Colombia Combats Illegal Gold Mining

The Armed Forces of Colombia strike the Gulf Clan’s finances in the Pacific region.
Myriam Ortega/Diálogo | 18 December 2017

Capacity Building

The Colombian Armed Forces trigger controlled explosions to neutralize dredges used for illegal mining. (Photo: Colombian National Army)

The Colombian Armed Forces conducted a coordinated operation against illegal mining along the Atrato, Quito, and San Pablo rivers, in the department of Chocó. Authorities seized nine mines and confiscated five engines used for illegal mining of mineral deposits, along with 15 excavators and dredges. The October-November 2017 operation struck a financial blow valued at more than $4.2 million to the Gulf Clan Organized Armed Group.

“We work on destroying machinery used for the illicit extraction of mineral deposits,” Colombian Army Brigadier General Mauricio Moreno Rodríguez, commander of Joint Task Force Titán, that led the operation, told Diálogo. “Dredgers [are] a constant presence; they do alluvial gold extraction, which is the type of gold present in the department of Chocó.”

“Ground and riverine troops identify sites where illegal mining takes place. The Colombian Air Force gives us aerial photographs and real-time direct imagery, because these teams move,” Colombian Marine Corps Major Luis Ángel López Ardila, riverine operations coordinator of Joint Task Force Titán, told Diálogo. “These ‘dragons’ [two-story dredges] and construction equipment are moving elements; here today, but 8 or 10 kilometers away tomorrow.”

Precious metal

Ancestral communities carry out artisanal gold mining with techniques of small environmental impact. Criminal groups, however, favor mechanizing the process to increase production, as they profit from extorting miners. They charge for metal production and sales.

“To build [a mine] or have access with one of these ‘dragon’ [miners] pay between $16,000 and $20,000,” Brig. Gen. Moreno said. “During the mining process, a criminal climbs into each ‘dragon’ and charges for each pound of gold. A ‘dragon’ produces 4 or 5 pounds per week, and [miners] have to hand over about half a pound per week, [equivalent to] $10,000 when sold.”

The devastation

Deforestation, damage to the riverbed, and destruction of the Quito River’s fluvial ecosystem are among the consequences of illegal mining. (Photo: Colombian National Army)

The neotropical region of Chocó, known as biogeographic Chocó, is one of the most biodiverse regions on the planet. Colombia is a megadiverse country—one of 14 in the world harboring one out of every 10 species of known flora and fauna. However, the damage from extractive activities without an environmental management plan already left a mark.

“We’ve been looking for the main sites, where indiscriminate pollution goes on, and managed to detect dredges,” Brig. Gen.

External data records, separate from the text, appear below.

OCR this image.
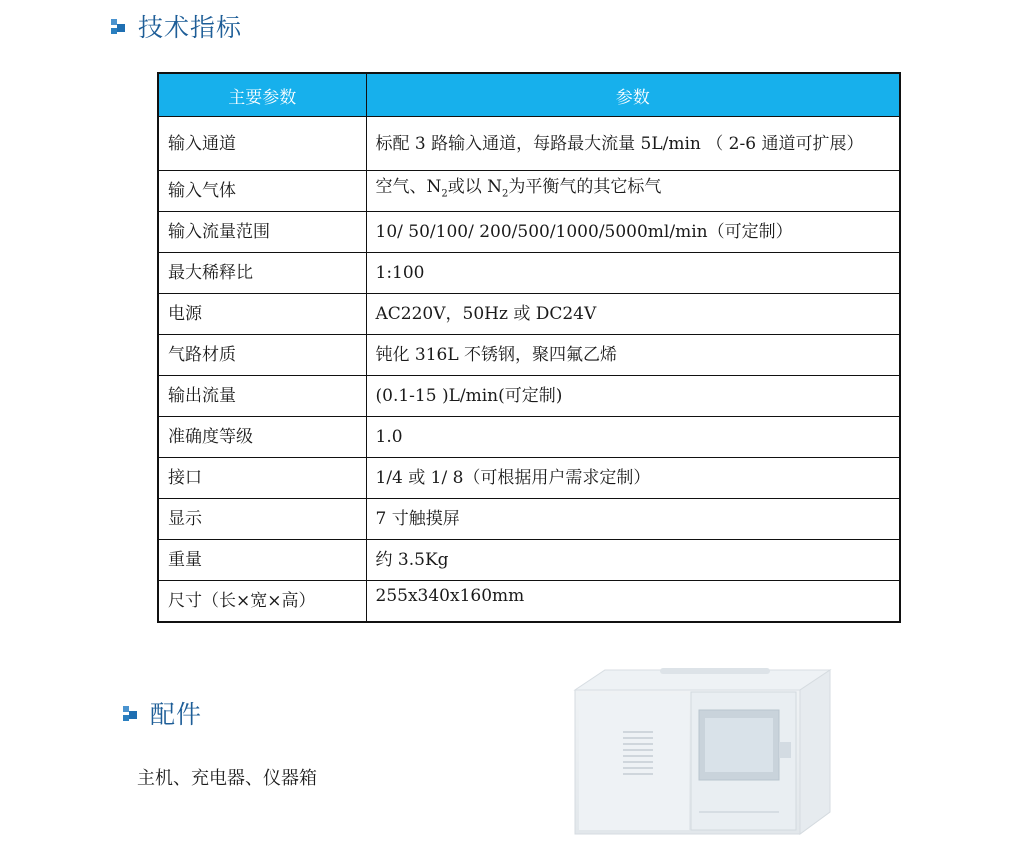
技术指标
主要参数	参数
输入通道	标配 3 路输入通道，每路最大流量 5L/min （ 2-6 通道可扩展）
输入气体	空气、$N_2$或以 $N_2$为平衡气的其它标气
输入流量范围	10/ 50/100/ 200/500/1000/5000ml/min（可定制）
最大稀释比	1:100
电源	AC220V，50Hz 或 DC24V
气路材质	钝化 316L 不锈钢，聚四氟乙烯
输出流量	(0.1-15 )L/min(可定制)
准确度等级	1.0
接口	1/4 或 1/ 8（可根据用户需求定制）
显示	7 寸触摸屏
重量	约 3.5Kg
尺寸（长×宽×高）	255x340x160mm
配件
主机、充电器、仪器箱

Moreno said. “If it is done on an industrial scale, dredging the riverbed, that requires deforestation. We believe that one single ‘dragon’ causes environmental damage or eliminates 4 to 5 hectares per week.”

Atrato River, a subject of rights

Gold mining requires mercury and cyanide, chemical substances whose use in small quantities causes major pollution. Local residents, whether they work in gold mining or not, end up with high doses of mercury in their bodies.

Faced with this situation, several communities came together and convinced the Constitutional Court to hand down Sentence T-622/16, an unprecedented verdict in Colombia, recognizing the Atrato River as a subject of rights. The sentence forces several entities to protect and clean up the river. The ruling urges the Ministry of National Defense to neutralize and eradicate illegal mining in the Atrato River and its tributaries.

“The sentence says that 21 of the 23 species of fish in the Atrato River are contaminated with mercury and unsuitable for human consumption,” Maj. López said. “Likewise, several studies by CODECHOCÓ [Autonomous Regional Corporation for Sustainable Development of Chocó], the environmental agency of the department of Chocó, and several universities determined that the percentage of mercury in people who have regular contact with the river in this area is very high and dangerous for humans.”

In 2017, the Colombian government increased the number of strikes against illegal mining by 11 from 2016. According to figures Maj. López gave Diálogo, the 38 operations against illegal mining in 2017 resulted in 73 arrests, the seizure of 45 illegal mines, 42 backhoes, 52 dredges, one bulldozer, two sorting grids, two motorboats, and 27,460 gallons of fuel.